Moreover, they are seeking potential reimbursement from Thiel, Merrick Okamoto, Simeon Salzman, and Hugh Gallagher due to alleged wrongful actions that precipitated a U.S. Securities and Exchange Commission (SEC) complaint against Marathon.
In addition to financial restitution, shareholders are also seeking reforms to Marathon’s corporate governance.
They are proposing a boost to the board’s oversight of the company’s operations, the nomination of at least four shareholder representatives to the board, and an overhaul of the existing procedure for the election of directors.
Shareholders’ legal representation has indicated that Marathon management is accused of understating the company’s issues, artificially elevating Marathon’s valuation, accepting disproportionate remuneration, engaging in profitable insider trades, and pocketing inflated bonuses based on false and misleading declarations.

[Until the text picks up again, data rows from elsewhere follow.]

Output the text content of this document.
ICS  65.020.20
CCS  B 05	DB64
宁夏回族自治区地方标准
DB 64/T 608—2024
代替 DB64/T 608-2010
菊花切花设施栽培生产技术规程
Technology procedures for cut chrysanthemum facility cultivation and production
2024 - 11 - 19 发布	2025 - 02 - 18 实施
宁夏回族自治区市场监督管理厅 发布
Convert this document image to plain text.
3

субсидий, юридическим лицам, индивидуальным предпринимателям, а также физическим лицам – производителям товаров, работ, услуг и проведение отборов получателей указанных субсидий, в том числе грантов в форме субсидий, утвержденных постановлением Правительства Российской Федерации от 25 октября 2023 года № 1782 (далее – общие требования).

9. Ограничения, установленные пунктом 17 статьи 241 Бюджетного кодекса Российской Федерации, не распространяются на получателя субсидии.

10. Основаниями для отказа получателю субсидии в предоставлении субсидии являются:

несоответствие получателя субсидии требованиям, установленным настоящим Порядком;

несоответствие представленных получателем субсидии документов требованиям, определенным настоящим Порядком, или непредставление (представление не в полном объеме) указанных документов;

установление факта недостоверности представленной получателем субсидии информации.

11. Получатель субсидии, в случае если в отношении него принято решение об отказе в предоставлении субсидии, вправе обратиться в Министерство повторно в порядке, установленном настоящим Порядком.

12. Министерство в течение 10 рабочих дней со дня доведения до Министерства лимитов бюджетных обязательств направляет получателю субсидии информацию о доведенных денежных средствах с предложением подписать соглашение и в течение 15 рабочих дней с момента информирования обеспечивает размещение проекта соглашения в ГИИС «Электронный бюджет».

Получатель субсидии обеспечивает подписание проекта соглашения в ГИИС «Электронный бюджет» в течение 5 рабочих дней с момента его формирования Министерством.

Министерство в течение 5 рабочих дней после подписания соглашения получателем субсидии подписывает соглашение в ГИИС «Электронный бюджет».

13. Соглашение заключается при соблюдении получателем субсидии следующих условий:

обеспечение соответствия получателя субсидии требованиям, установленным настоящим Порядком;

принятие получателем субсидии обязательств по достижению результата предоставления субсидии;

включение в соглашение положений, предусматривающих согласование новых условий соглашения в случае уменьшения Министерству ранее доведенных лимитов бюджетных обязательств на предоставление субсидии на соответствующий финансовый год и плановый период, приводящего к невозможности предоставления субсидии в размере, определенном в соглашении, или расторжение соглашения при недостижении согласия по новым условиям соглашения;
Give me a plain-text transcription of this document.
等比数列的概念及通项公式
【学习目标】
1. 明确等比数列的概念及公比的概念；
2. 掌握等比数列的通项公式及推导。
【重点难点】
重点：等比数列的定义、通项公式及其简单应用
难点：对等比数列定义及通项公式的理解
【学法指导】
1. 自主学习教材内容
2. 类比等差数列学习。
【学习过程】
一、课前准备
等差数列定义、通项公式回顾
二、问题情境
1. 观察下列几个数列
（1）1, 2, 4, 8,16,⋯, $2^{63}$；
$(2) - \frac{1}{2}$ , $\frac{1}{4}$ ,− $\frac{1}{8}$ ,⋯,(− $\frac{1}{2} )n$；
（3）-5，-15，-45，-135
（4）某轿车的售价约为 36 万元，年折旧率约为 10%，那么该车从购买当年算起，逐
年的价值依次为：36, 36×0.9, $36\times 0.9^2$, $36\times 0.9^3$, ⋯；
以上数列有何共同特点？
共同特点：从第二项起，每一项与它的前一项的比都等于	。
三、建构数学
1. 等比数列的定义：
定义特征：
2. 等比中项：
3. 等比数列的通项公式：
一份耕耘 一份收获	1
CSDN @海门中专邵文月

Prior SEC scrutiny and Marathon’s future
Prior to these lawsuits, Marathon was under the scrutiny of the SEC. In May, the company was served with a subpoena regarding transactions involving related parties during its establishment of a facility in Montana.
This was not the company’s first run-in with the SEC, as the regulator had requested the production of documents and communication in 2021 relating to the same mining facility.
Despite these challenges, CEO Thiel maintained a positive outlook. He outlined strategies in May aimed at reducing the company’s net loss, which stood at $12.9 million in Q1 2022. His plans aimed to reduce the net loss to $7.2 million in 2023.
While the fluctuating price of Bitcoin has had an impact on Marathon’s quarterly results, the company has also made strides in reducing its debt.
In March, Marathon cleared a term loan with Silvergate Bank, liberating 3,132 Bitcoin that had been held as collateral. Marathon stated at the time that this would eliminate a $50 million debt, simultaneously reducing its annual borrowing cost by $5 million.
The current lawsuit casts a shadow over these achievements and indicates a tumultuous period ahead for Marathon and its executives. The outcome of the case could potentially shape the future of the company and its governance.